L’écriture de Claire Jaumain est faite la plupart du temps de vers courts, en tercets, dont le caractère haletant rend à la fois la douleur, la difficulté de dire quand la parole se retourne sur elle-même faute d’avoir, de l’autre, une réponse. Elle dresse des constats, énumère des faits, relatifs au concret du corps, de son traitement par les services compétents, des gestes de solidarité, des états de stupéfaction intérieure, une description intime où celle/celui qui reste perd pied, ne peut dire… Des vers au bord lucide de l’effondrement, dont les éléments syntaxiques sont comme les pierres d’un gué au milieu de la rivière du temps.

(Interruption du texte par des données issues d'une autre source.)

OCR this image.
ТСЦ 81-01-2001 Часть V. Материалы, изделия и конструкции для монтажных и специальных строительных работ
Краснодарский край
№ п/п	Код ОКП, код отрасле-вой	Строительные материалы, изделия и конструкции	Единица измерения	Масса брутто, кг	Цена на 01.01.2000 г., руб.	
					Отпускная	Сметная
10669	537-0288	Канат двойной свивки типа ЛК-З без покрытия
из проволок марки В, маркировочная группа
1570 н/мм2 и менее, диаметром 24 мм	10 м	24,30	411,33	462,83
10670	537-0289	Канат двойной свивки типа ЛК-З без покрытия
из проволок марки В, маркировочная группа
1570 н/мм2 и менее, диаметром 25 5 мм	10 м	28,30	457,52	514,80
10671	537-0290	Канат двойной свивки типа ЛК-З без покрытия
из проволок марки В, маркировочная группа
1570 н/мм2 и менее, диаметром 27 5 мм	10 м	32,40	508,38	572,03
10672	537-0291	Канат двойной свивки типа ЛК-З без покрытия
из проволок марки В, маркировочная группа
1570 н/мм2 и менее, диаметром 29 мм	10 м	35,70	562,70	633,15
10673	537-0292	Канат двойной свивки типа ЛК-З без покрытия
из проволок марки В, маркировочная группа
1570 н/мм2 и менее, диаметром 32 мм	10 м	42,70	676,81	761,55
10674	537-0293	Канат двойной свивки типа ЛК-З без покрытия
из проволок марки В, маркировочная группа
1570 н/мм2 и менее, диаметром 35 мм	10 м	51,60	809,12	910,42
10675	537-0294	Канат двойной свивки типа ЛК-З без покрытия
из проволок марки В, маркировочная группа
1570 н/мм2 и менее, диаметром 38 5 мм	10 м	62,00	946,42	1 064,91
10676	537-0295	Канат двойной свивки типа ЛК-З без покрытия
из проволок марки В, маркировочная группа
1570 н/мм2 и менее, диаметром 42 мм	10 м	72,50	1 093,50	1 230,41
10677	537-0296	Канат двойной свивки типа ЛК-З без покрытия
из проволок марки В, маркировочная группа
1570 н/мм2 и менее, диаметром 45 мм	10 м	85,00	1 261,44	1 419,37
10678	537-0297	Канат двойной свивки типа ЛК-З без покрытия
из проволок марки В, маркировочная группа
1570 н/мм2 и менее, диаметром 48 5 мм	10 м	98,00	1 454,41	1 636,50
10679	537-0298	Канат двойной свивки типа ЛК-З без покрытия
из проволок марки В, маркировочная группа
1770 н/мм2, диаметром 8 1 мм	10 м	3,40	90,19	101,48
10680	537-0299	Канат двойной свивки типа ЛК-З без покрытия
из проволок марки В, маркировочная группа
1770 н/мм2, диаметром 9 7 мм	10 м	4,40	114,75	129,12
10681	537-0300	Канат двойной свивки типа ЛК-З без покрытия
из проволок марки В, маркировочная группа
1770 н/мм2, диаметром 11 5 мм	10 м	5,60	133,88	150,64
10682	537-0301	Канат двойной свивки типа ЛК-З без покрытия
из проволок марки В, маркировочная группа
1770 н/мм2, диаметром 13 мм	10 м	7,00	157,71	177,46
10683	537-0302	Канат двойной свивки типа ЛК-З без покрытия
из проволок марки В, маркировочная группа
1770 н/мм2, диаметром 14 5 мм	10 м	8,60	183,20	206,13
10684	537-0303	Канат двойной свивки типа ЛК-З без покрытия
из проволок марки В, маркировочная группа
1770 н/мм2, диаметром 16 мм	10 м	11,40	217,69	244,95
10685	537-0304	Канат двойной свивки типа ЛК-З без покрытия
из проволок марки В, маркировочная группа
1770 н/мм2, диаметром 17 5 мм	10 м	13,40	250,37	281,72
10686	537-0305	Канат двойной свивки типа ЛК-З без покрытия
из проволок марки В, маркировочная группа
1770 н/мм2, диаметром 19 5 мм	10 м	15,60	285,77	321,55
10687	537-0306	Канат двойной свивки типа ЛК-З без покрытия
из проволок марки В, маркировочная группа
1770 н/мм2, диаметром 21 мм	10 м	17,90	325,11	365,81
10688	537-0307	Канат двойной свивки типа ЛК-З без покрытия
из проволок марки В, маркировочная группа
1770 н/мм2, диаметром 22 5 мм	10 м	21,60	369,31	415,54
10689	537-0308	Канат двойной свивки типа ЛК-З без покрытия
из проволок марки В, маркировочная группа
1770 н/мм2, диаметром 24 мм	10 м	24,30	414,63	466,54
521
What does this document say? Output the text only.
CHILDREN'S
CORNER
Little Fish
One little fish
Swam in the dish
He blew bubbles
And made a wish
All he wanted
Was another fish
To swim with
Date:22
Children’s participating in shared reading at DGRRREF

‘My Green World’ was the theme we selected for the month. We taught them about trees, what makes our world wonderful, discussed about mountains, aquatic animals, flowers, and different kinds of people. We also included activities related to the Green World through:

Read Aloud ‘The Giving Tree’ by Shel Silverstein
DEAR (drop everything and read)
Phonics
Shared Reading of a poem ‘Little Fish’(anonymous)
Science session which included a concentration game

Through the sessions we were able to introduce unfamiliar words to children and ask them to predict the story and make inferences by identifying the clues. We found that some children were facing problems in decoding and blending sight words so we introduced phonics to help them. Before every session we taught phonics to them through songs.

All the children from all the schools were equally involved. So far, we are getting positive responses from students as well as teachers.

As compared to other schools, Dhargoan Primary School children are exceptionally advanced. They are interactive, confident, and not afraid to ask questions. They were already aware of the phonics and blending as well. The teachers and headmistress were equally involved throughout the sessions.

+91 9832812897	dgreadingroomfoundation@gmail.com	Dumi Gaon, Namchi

Le deuil appelle ces images du voyage, du passage, de l’embarcation, de l’eau qui s’écoule, de la mer et des eaux originelles. Ces images traversent les poèmes de Claire Jaumain. Le cercueil est le tronc de l’arbre évidé auquel on confie le corps du défunt pour son voyage vers l’ailleurs. Le cercueil est en bois de cerisier, cet arbre aux blanches floraisons de mai. La parole poétique du défunt est alors enchâssée dans celle de l’absentée comme le corps du défunt est confié à cet utérus végétal :
Je suis un petit bateau voyageur
Immobile sur le courant d’un ruisseau
Un navire de papier Qui prend l’eau et sombre
Parmi les signes de notre époque
Tantôt en amont
Tantôt en aval d’un instant de vérité.
D’autres poèmes sont faits de vers longs. À l’infinitif utilisé dans les vers brefs répond alors le verbe conjugué. Le dialogue reprend à travers des descriptions factuelles ou dans l’adresse à l’être aimé, dans laquelle la narratrice retrouve son souffle. Travail onirique, on l’a dit ; travail mémoriel aussi, car la parole est ce qui, en l’homme, crée de la réalité. La parole engendre de l’identité et l’identité est le fruit de la mémoire. Sans parole, il n’y aurait qu’une tache aveugle dans la conscience humaine. Sans le regard de l’autre, il n’est qu’insupportable solitude. Écrire, c’est renouer le lien, Baudelaire le savait, qui en donna une expression inégalée dans son poème À une passante… Du point de vue de l’architecture du livre, on notera que Claire Jaumain insère entre les poèmes en caractères romains, longs ou brefs, quelques courts récitatifs, en italiques, au sens musical, dans la mesure où ils sont placés entre les parties principales pour relier les différents morceaux de l’œuvre. Lus bout à bout, ils forment un poème autonome qui est le thème structurant de ce qui n’est pas un recueil mais un livre à part entière et un chant d’amour qui rend à la vie celui qui est parti.